The Upper module has over 200 general classes of entities, which often appear in multiple domains (e.g. various sorts of organizations, a comprehensive range of locations, etc.). Within this document and in general, the Upper module of PROTON is referred to via the "protonu:" prefix.

Knowledge Management (KM) module

The KM module has 38 classes of slightly specialized entities that are specific for typical Knowledge Management tasks and applications. Within this document and in general, the PROTON KM module is referred to via the "protonkm:" prefix.

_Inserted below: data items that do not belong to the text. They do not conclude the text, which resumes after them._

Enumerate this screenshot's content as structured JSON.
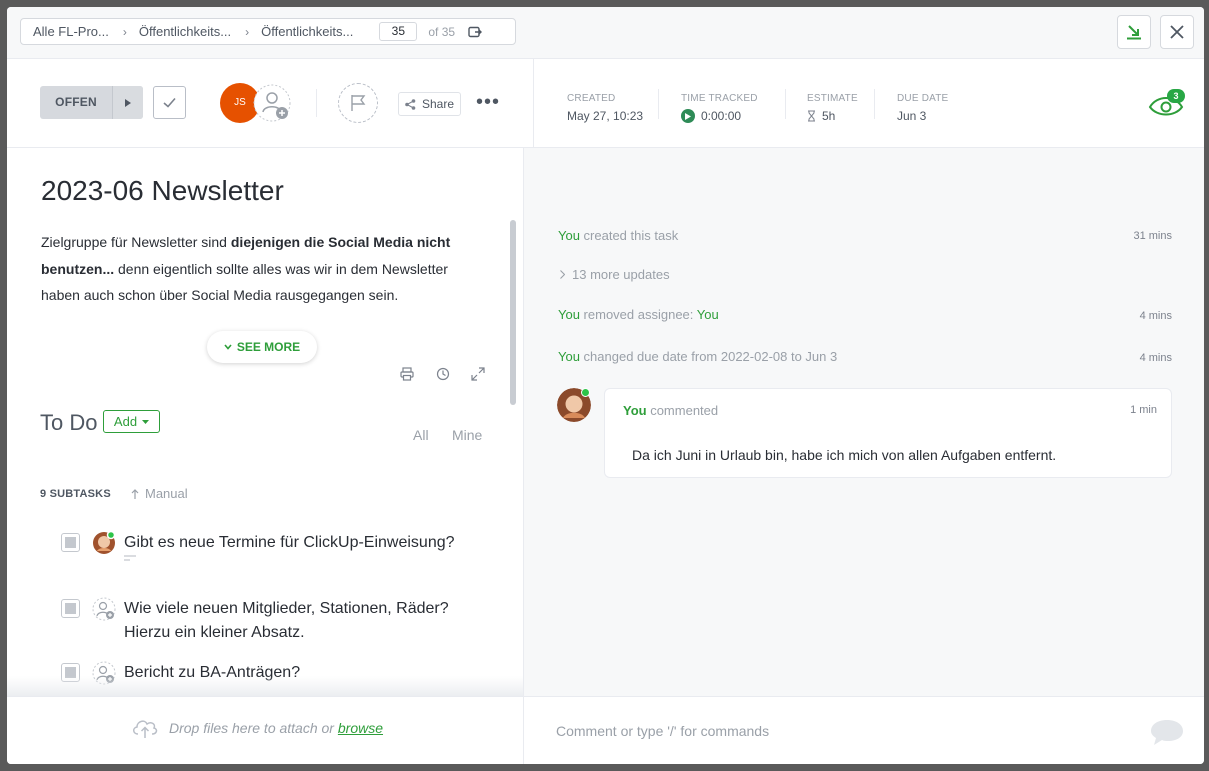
{
  "breadcrumb": {
    "items": [
      "Alle FL-Pro...",
      "Öffentlichkeits...",
      "Öffentlichkeits..."
    ],
    "page": "35",
    "total": "of 35"
  },
  "status": {
    "label": "OFFEN"
  },
  "assignee": {
    "initials": "JS"
  },
  "share_label": "Share",
  "meta": {
    "created_label": "CREATED",
    "created_value": "May 27, 10:23",
    "time_label": "TIME TRACKED",
    "time_value": "0:00:00",
    "estimate_label": "ESTIMATE",
    "estimate_value": "5h",
    "due_label": "DUE DATE",
    "due_value": "Jun 3"
  },
  "watchers_count": "3",
  "task": {
    "title": "2023-06 Newsletter",
    "desc_1": "Zielgruppe für Newsletter sind ",
    "desc_bold": "diejenigen die Social Media nicht benutzen...",
    "desc_2": " denn eigentlich sollte alles was wir in dem Newsletter haben auch schon über Social Media rausgegangen sein.",
    "see_more": "SEE MORE"
  },
  "todo": {
    "title": "To Do",
    "add_label": "Add",
    "filter_all": "All",
    "filter_mine": "Mine",
    "subtasks_count": "9 SUBTASKS",
    "sort_label": "Manual",
    "subtasks": [
      {
        "text": "Gibt es neue Termine für ClickUp-Einweisung?"
      },
      {
        "text": "Wie viele neuen Mitglieder, Stationen, Räder? Hierzu ein kleiner Absatz."
      },
      {
        "text": "Bericht zu BA-Anträgen?"
      }
    ]
  },
  "activity": {
    "items": [
      {
        "actor": "You",
        "action": " created this task",
        "time": "31 mins"
      },
      {
        "actor": "You",
        "action": " removed assignee: ",
        "target": "You",
        "time": "4 mins"
      },
      {
        "actor": "You",
        "action": " changed due date from 2022-02-08 to Jun 3",
        "time": "4 mins"
      }
    ],
    "more_updates": "13 more updates"
  },
  "comment": {
    "author": "You",
    "verb": " commented",
    "time": "1 min",
    "body": "Da ich Juni in Urlaub bin, habe ich mich von allen Aufgaben entfernt."
  },
  "footer": {
    "drop_text": "Drop files here to attach or ",
    "browse": "browse",
    "comment_placeholder": "Comment or type '/' for commands"
  },
  "colors": {
    "accent_green": "#2e9e3a",
    "assignee_orange": "#e65100"
  }
}
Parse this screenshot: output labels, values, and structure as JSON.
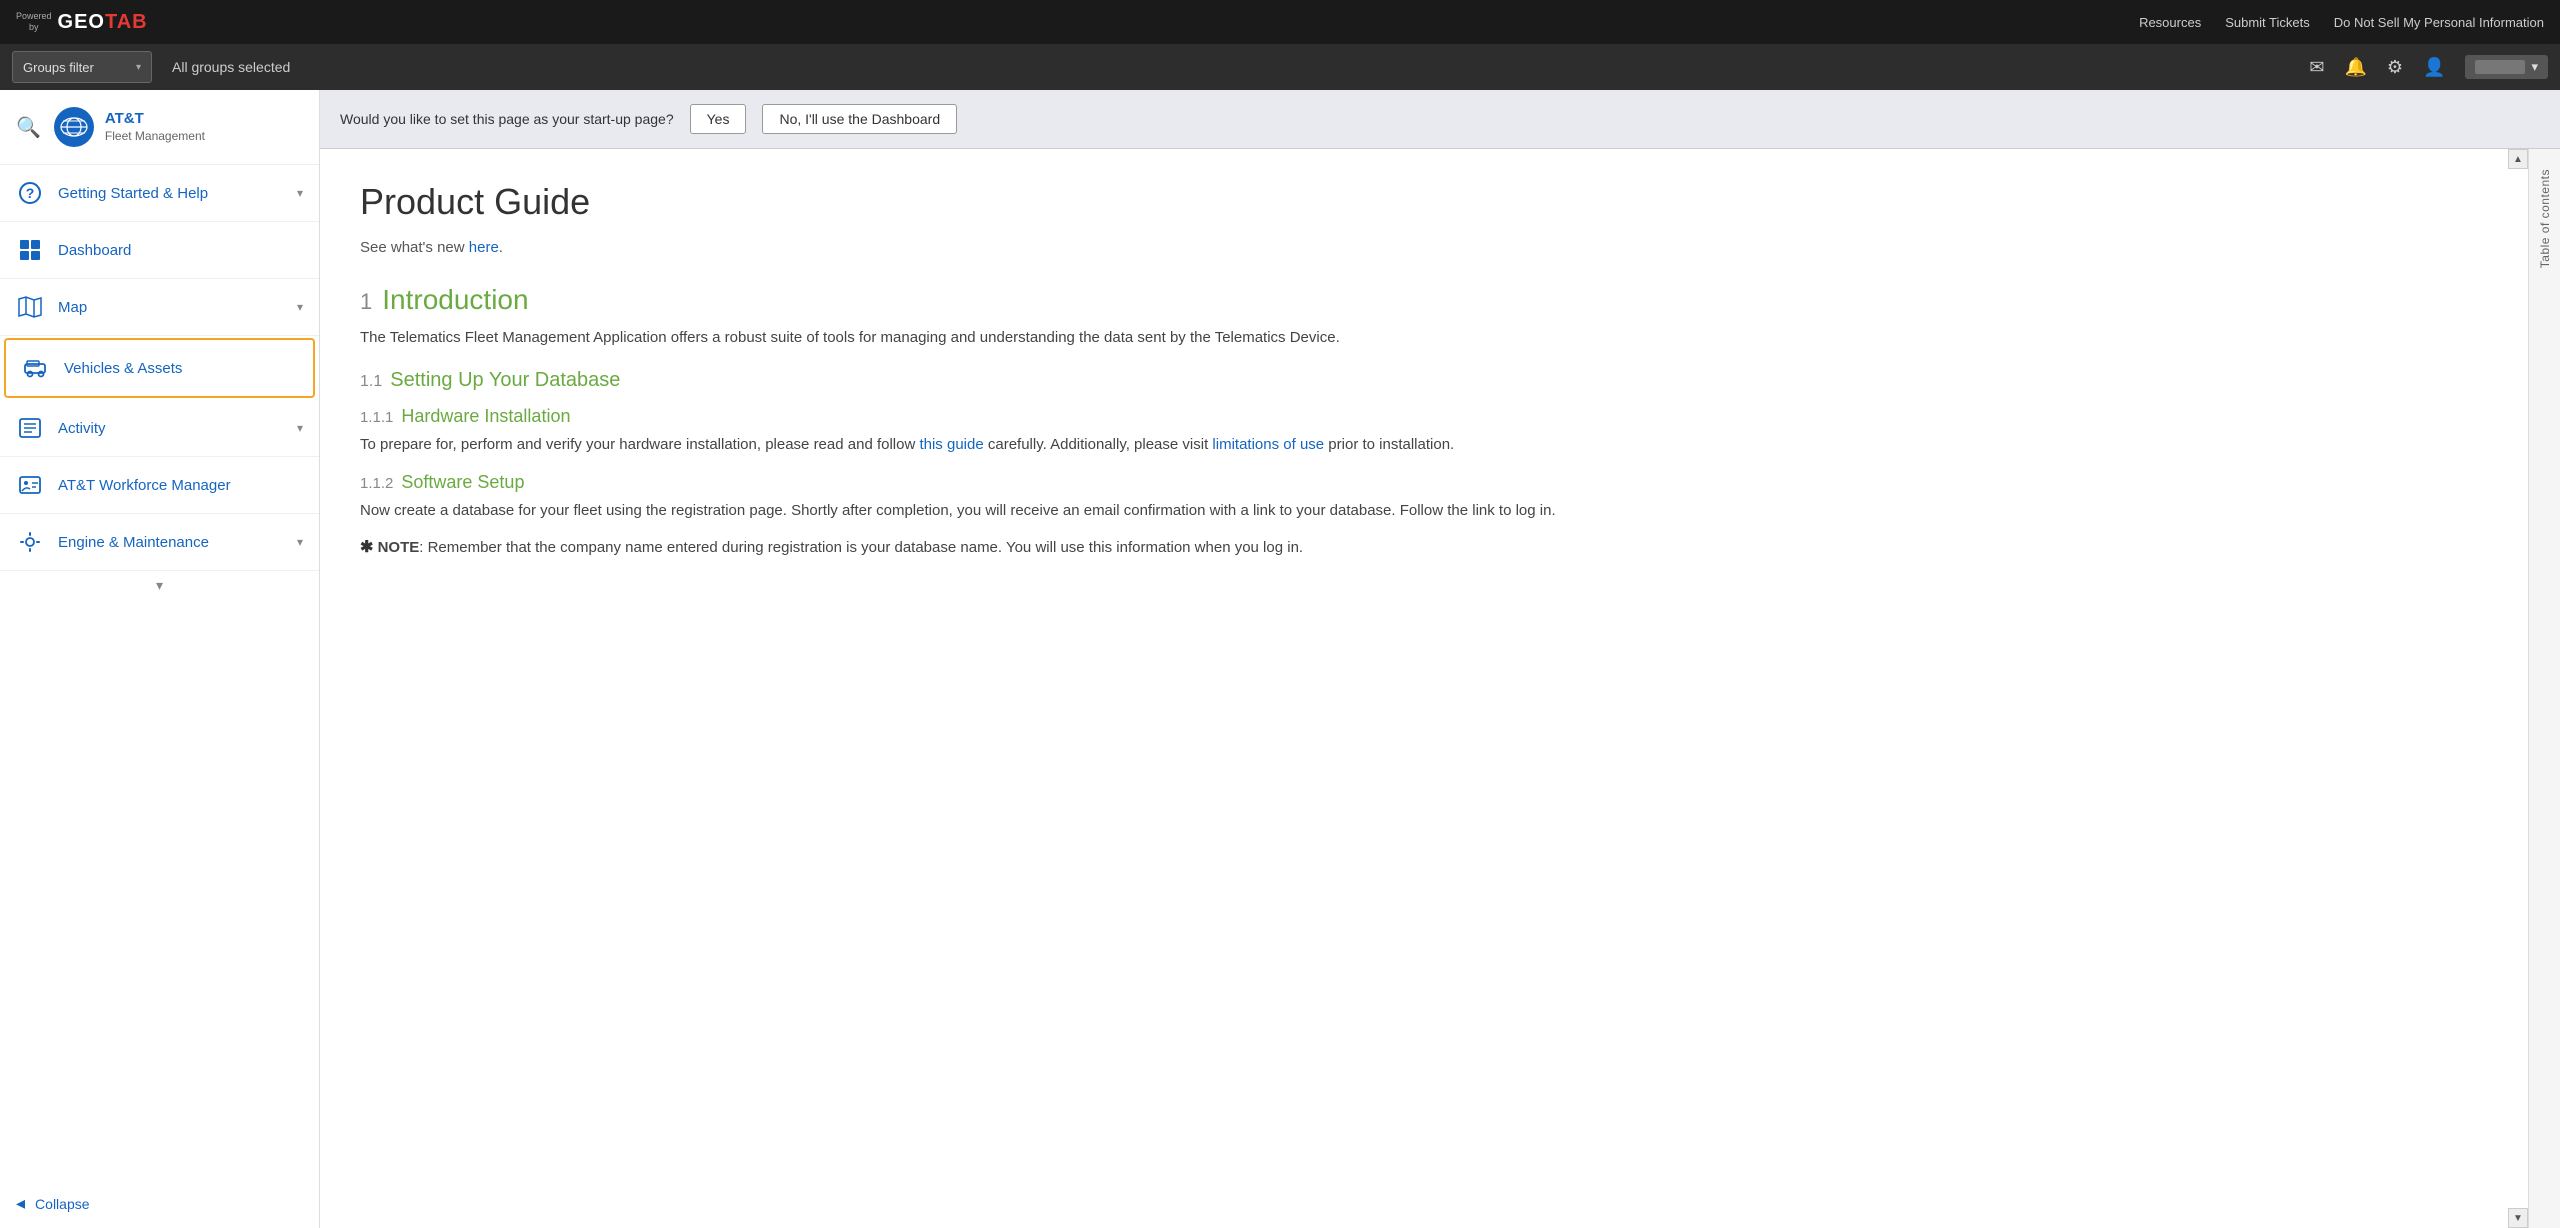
{
  "topbar": {
    "powered_by": "Powered\nby",
    "logo_geo": "GEO",
    "logo_tab": "TAB",
    "links": {
      "resources": "Resources",
      "submit_tickets": "Submit Tickets",
      "do_not_sell": "Do Not Sell My Personal Information"
    }
  },
  "secondbar": {
    "groups_filter_label": "Groups filter",
    "all_groups_selected": "All groups selected",
    "dropdown_arrow": "▾"
  },
  "sidebar": {
    "brand_name1": "AT&T",
    "brand_name2": "Fleet Management",
    "nav_items": [
      {
        "id": "getting-started",
        "label": "Getting Started & Help",
        "has_chevron": true,
        "active": false
      },
      {
        "id": "dashboard",
        "label": "Dashboard",
        "has_chevron": false,
        "active": false
      },
      {
        "id": "map",
        "label": "Map",
        "has_chevron": true,
        "active": false
      },
      {
        "id": "vehicles-assets",
        "label": "Vehicles & Assets",
        "has_chevron": false,
        "active": true
      },
      {
        "id": "activity",
        "label": "Activity",
        "has_chevron": true,
        "active": false
      },
      {
        "id": "att-workforce",
        "label": "AT&T Workforce Manager",
        "has_chevron": false,
        "active": false
      },
      {
        "id": "engine-maintenance",
        "label": "Engine & Maintenance",
        "has_chevron": true,
        "active": false
      }
    ],
    "collapse_label": "Collapse"
  },
  "startup_banner": {
    "question": "Would you like to set this page as your start-up page?",
    "yes_label": "Yes",
    "no_label": "No, I'll use the Dashboard"
  },
  "doc": {
    "title": "Product Guide",
    "subtitle_text": "See what's new ",
    "subtitle_link": "here",
    "subtitle_period": ".",
    "sections": [
      {
        "num": "1",
        "title": "Introduction",
        "body": "The Telematics Fleet Management Application offers a robust suite of tools for managing and understanding the data sent by the Telematics Device.",
        "subsections": [
          {
            "num": "1.1",
            "title": "Setting Up Your Database",
            "sub_subsections": [
              {
                "num": "1.1.1",
                "title": "Hardware Installation",
                "body_before": "To prepare for, perform and verify your hardware installation, please read and follow ",
                "link1": "this guide",
                "body_middle": " carefully. Additionally, please visit ",
                "link2": "limitations of use",
                "body_after": " prior to installation."
              },
              {
                "num": "1.1.2",
                "title": "Software Setup",
                "body": "Now create a database for your fleet using the registration page. Shortly after completion, you will receive an email confirmation with a link to your database. Follow the link to log in."
              }
            ]
          }
        ]
      }
    ],
    "note_star": "✱",
    "note_bold": "NOTE",
    "note_text": ": Remember that the company name entered during registration is your database name. You will use this information when you log in."
  },
  "toc": {
    "label": "Table of contents"
  }
}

3.3.2 The Default KRI Knowledge Base

The default KB contains numerous instances of PROTON Upper Module classes like: Public Company, Company, Bank, IndustrySector, HomePage, etc. It covers the most popular entities in the world such as:

  • Locations: mountains, cities, roads, etc.
  • Organizations, all important sorts of: business, international, political, government, sport, academic, etc.
  • Specific people

Content

  • collected from various sources, like geographical and business intelligence gazetteers
  • predefined - KRI uses entities only from trusted sources
  • can be enriched, replaced

Entity Description

The NE-s are represented with their Semantic Descriptions via:

  • Aliases (Florida & FL);
  • Relations with other entities (Person hasPosition Position);
  • Attributes (latitude & longitude of geographic entities);
  • the proper Class of the NE

The last build of the KRI KB contained 29104 named entities: 6006 persons, 8259 organizations, 12219 locations and 2620 job titles.